Jesus’ rebukes to the seven churches stand for us too. We need to be ready to hear his call to repentance. But his promises that to the one who conquers, he will grant to eat from the tree of life; and to escape the second death; and to access his daily provision and a new identity; and to rule the nations with him; and to be written and acknowledged in the presence of God; and to dwell in his presence; and to share the Lord’s own throne – these promises stand for us too. Whatever we may get wrong, he is able, by his blood shed on our behalf, to make us stand – and we’re to strive not to get it wrong only in the light of that breathtakingly glorious truth.

Footnotes

1 There are more of them now than I read, it turns out: http://www.megcabot.com/princessdiaries/.

2 You might want to read those ones first, actually. I’ve been thinking about this stuff so much that I’ve hit that point where I can’t tell how much of what I’m saying makes no sense without preestablished context.

3 There’s some good stuff in Michael Reeves’ The Unquenchable Flame about the sorry state of mediaeval Roman Catholicism and what the Reformers sought to correct: https://www.10ofthose.com/products/21785/the-unquenchable-flame. Hilarious/depressing examples that I vaguely recall include rival Popes excommunicating one another, and the idea that cramming as many Mass attendances into your Sunday as possible was a way of obtaining extra grace. Laugh. Cry.

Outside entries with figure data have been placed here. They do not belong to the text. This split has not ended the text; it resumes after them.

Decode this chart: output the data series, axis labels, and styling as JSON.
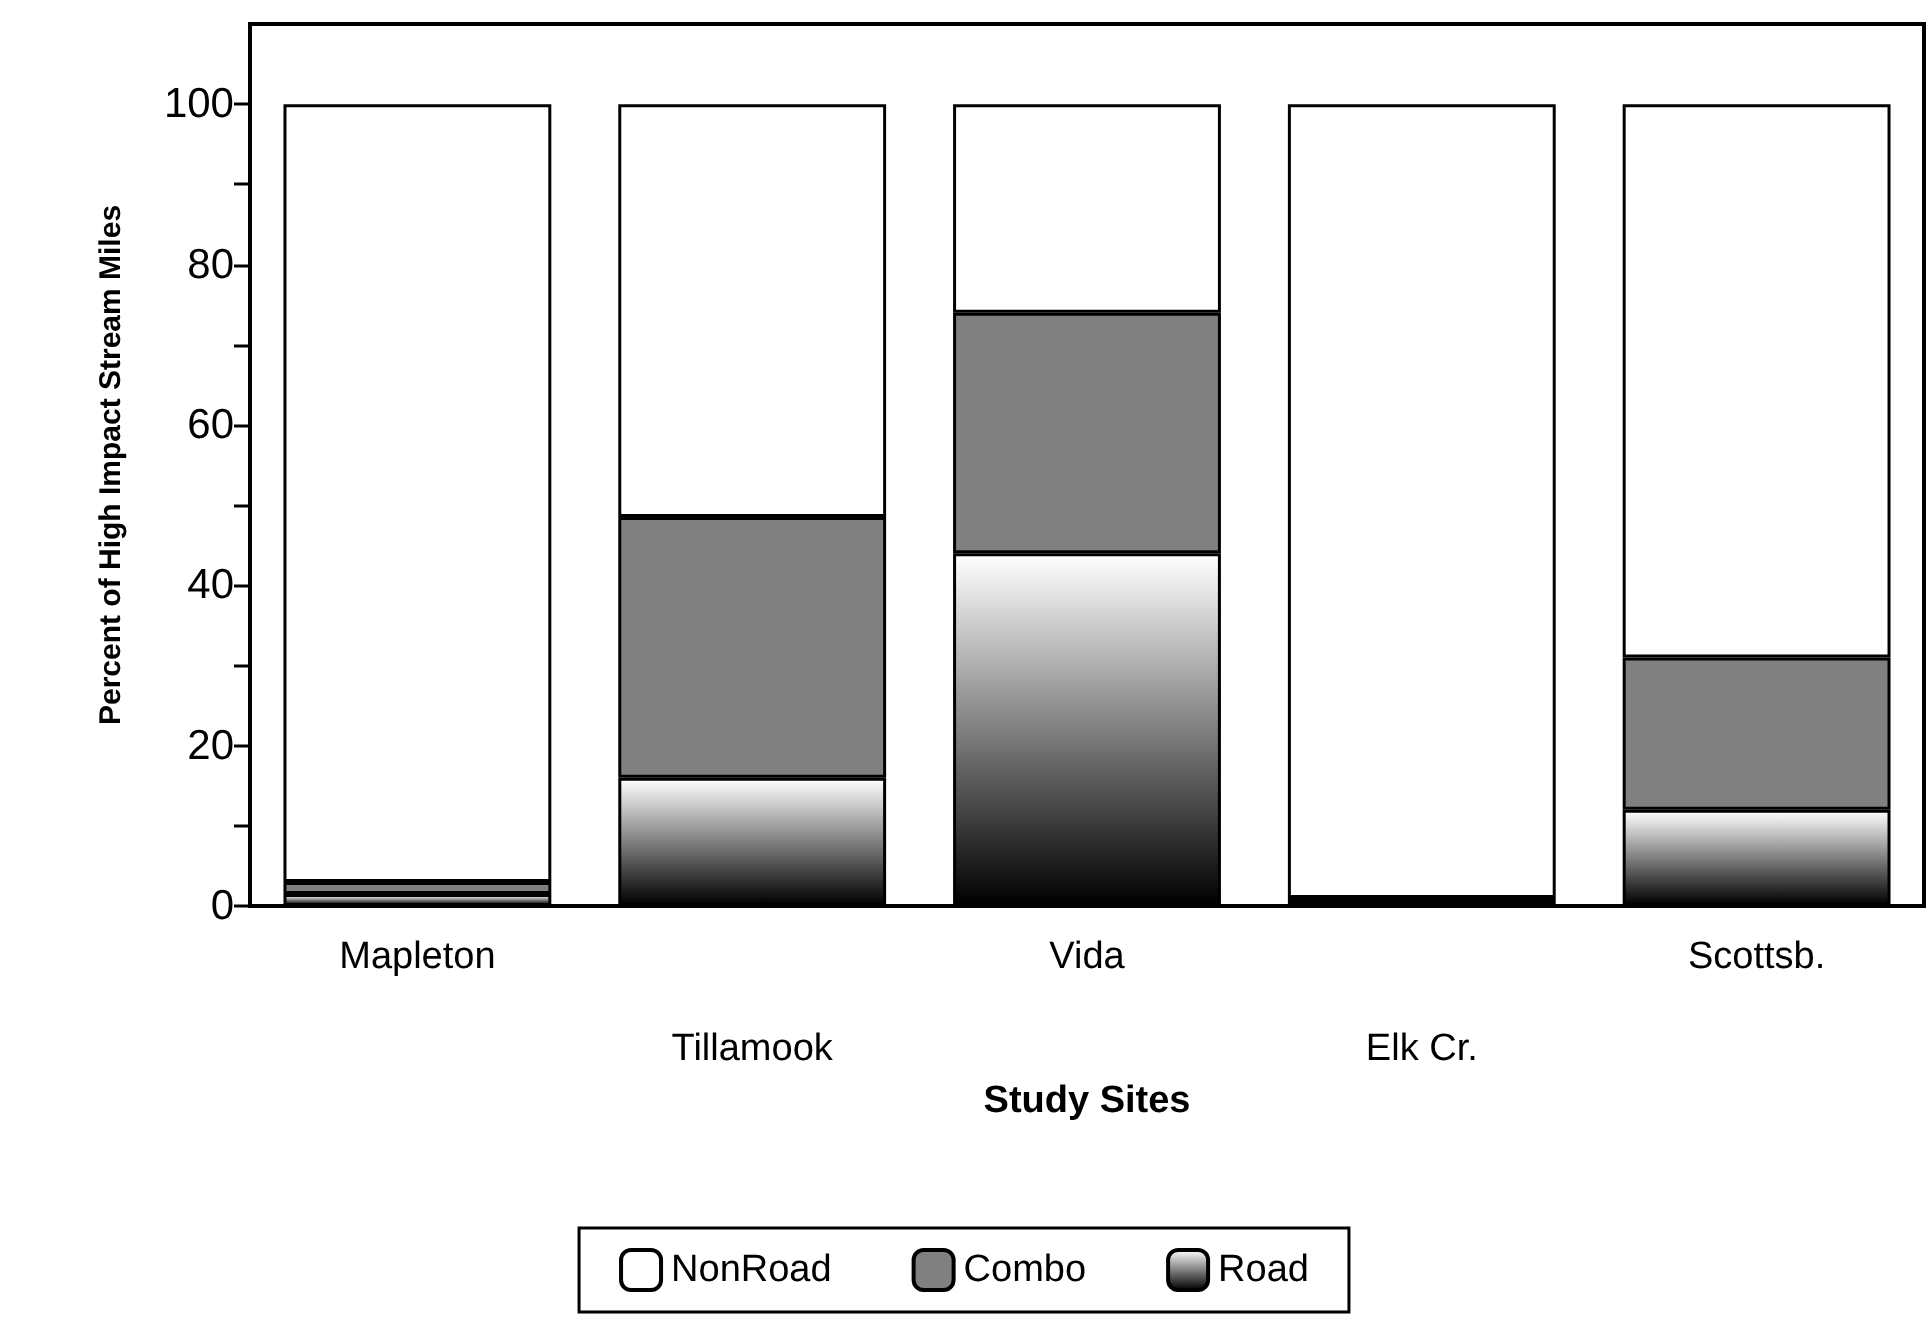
{
  "chart_data": {
    "type": "bar",
    "stacked": true,
    "xlabel": "Study Sites",
    "ylabel": "Percent of High Impact Stream Miles",
    "categories": [
      "Mapleton",
      "Tillamook",
      "Vida",
      "Elk Cr.",
      "Scottsb."
    ],
    "series": [
      {
        "name": "Road",
        "color": "#000000",
        "values": [
          1.5,
          16,
          44,
          0.5,
          12
        ]
      },
      {
        "name": "Combo",
        "color": "#808080",
        "values": [
          1.5,
          32.5,
          30,
          0.5,
          19
        ]
      },
      {
        "name": "NonRoad",
        "color": "#ffffff",
        "values": [
          97,
          51.5,
          26,
          99,
          69
        ]
      }
    ],
    "ylim": [
      0,
      110
    ],
    "yticks": [
      0,
      {
        "value": 10,
        "label": null
      },
      20,
      {
        "value": 30,
        "label": null
      },
      40,
      {
        "value": 50,
        "label": null
      },
      60,
      {
        "value": 70,
        "label": null
      },
      80,
      {
        "value": 90,
        "label": null
      },
      100
    ],
    "grid": false,
    "legend": "bottom"
  }
}
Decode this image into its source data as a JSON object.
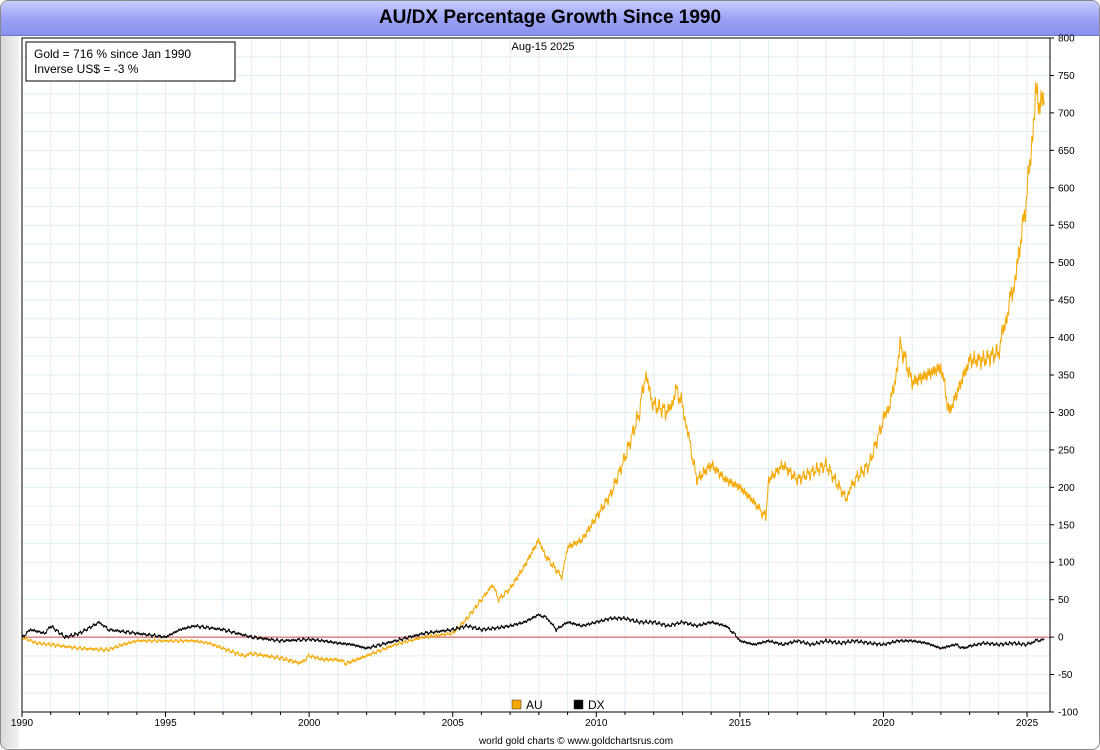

4 Look, I’ll even give you a link: https://www.biblegateway.com/passage/?search=Revelation+2-3&version=ESVUK. Aren’t I generous?

5 We’re pretty good at calling this one out in the (prosperous) west, but it’s a massive, massive problem for the Church in much of the developing world. Here are some versified thoughts on the subject from the talented and zealous Shai Linne: https://www.youtube.com/watch?v=KJmcEAwazD0. (Lyrics in video not totally accurate, but whatever.)

6 This, I’d say, is the next most controversial point of the five errors I identify, after the whole Nicolaitan thing. But I’m not going to make this post any more unwieldy in length by talking about that one today.

7 If you don’t know what I’m talking about in this sentence, don’t worry. These things are really not that big of a deal. I sort of wish I didn’t know what I was talking about either; I’m sure the required brain-space could be spent on something far more useful.